Внезапно он выхватил у Тома бутылку, по-дружески взял его под руку и, стоически перенося спиртные пары, чуть ли не клубившиеся вокруг пьяницы, кротко повел его по улице, что-то приговаривая тихим голосом. Перед этим, правда, он помахал мне на прощание рукой.
Куда они направились, я не знаю. Может, Браун обойдет с Томом всю деревню, а потом пихнет в самый центр вонючей мусорной кучи у въезда, а может быть, как и полагается доброму христианину, отведет напившегося домой.
Но каков бы ни был конечный пункт этого путешествия, я не мог не поразиться той покорности, с которой Том позволил священнику себя куда-то увести. Как сказал Браун, людям крайне необходимо утешение.
Похороны Элкомба стали мрачным событием. Хочу сказать, крайне мрачным, учитывая страшные обстоятельства его кончины и то, что его старший сын до сих пор томится в тюрьме в ожидании суда. День его стремительно приближался, но прежде, чем наследника должны были обвинить и повесить, предстояло похоронить отца в семейном склепе. И все обитатели поместья должны были отдать последнюю дань памяти своему умершему хозяину. Утром в день похорон мы выстроились во впечатляющую своей длиной вереницу, тянувшуюся от парадной лестницы до апартаментов четы Элкомб. Гроб с телом лорда, укрытый черным бархатным покрывалом с вышитым на нем семейным гербом, стоял в дальней комнате. Все ведущие к ней покои также были декорированы черной тканью, зеркала в них были отвернуты к стенам.
Пока мы медленно продвигались к дальней комнате я вспомнил, как вместе с Филдингом шел тем же путем на беседу с Элкомбами. Тогда на носу была свадьба; теперь – похороны. Некоторые из знатных особ, прежде приглашенные на потерпевшее крушение бракосочетание, теперь вернулись в Инстед-хаус, чтобы присутствовать на погребении. Впрочем, их очередь почтить память Элкомба наступала после работников и слуг. Однако среди именитых особ я не приметил ни Марианны Морленд, ни ее родителей. То ли они почтительно остались в стороне, не желая обижать чувства скорбящих, то ли их отсутствие было знаком того, что с Элкомбами их связывало все, что угодно, только не любовь.
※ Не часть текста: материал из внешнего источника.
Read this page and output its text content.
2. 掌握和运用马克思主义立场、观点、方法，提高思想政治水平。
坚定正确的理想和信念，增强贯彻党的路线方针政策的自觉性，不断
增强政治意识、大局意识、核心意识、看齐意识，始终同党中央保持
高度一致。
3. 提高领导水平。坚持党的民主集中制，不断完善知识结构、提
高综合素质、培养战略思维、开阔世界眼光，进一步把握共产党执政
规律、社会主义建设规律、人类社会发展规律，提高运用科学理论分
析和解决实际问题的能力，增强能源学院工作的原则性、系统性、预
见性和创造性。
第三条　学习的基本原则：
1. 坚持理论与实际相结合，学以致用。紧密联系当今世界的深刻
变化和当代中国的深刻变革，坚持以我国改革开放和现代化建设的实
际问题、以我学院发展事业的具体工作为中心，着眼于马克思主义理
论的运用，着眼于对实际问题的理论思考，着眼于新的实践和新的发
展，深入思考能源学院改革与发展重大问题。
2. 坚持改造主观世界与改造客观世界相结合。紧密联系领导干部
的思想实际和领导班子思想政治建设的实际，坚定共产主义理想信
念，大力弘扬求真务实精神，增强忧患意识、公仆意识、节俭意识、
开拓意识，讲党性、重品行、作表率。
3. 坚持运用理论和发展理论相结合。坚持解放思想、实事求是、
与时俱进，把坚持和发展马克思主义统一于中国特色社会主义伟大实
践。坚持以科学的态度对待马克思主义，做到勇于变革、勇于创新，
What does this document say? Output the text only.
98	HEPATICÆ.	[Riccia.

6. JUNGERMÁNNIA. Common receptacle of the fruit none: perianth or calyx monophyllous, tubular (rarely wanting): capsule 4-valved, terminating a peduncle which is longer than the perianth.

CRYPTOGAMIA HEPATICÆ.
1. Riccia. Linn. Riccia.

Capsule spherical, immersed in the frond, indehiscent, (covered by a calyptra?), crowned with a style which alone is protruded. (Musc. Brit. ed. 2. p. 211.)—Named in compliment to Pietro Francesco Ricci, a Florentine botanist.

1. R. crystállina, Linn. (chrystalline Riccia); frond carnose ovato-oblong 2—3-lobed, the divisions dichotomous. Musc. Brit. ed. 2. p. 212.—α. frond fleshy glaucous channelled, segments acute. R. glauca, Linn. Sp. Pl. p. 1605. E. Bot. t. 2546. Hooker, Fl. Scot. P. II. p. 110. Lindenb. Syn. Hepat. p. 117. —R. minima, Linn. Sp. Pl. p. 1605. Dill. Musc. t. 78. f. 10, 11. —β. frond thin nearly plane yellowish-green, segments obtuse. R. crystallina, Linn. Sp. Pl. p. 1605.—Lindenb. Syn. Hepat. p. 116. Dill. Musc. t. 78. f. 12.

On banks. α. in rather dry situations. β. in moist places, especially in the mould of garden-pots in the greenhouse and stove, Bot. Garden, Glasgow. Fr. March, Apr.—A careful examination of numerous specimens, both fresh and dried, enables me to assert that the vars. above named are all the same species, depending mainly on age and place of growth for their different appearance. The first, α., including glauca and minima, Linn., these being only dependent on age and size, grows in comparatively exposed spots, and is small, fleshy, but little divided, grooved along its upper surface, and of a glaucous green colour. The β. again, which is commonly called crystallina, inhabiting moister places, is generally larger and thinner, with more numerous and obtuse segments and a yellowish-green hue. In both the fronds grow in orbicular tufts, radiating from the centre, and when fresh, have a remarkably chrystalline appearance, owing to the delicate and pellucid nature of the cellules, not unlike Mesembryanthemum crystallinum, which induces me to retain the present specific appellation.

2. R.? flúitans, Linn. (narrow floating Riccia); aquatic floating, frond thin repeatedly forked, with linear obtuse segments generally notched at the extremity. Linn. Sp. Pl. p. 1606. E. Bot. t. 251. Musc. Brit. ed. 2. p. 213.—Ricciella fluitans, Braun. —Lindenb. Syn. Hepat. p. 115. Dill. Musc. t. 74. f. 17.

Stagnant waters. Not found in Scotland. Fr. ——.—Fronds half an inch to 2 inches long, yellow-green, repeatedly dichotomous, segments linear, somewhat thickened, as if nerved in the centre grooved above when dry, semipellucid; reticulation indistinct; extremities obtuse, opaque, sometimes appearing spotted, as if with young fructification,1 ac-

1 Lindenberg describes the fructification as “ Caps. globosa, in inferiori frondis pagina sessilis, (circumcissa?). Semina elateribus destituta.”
Леди Пенелопа и Кутберт стояли рядом с гробом, солнце светило им в спину. Чуть подальше – преподобный отец Браун. Легким кивком он поприветствовал меня, когда увидел. Снова мне подумалось о широте его паствы – от влиятельных лордов и леди до деревенских пьяниц. Тут же поблизости стоял Освальд. Он пристально изучал лица взрослых и детей, подходивших к гробу, чтобы перекреститься или поклониться. На счету его была одна небольшая победа: изгнание Пэрэдайзов. Сразу после стычки с Питером в амбаре братья собрали свой скарб и поколесили прочь из поместья, хотя, как я слышал, далеко они не уехали и остановились где-то в окрестностях. Конечно, дворецкий был прав: у обитателей поместья имелись гораздо более важные дела, чем кривлянье набожных шутов.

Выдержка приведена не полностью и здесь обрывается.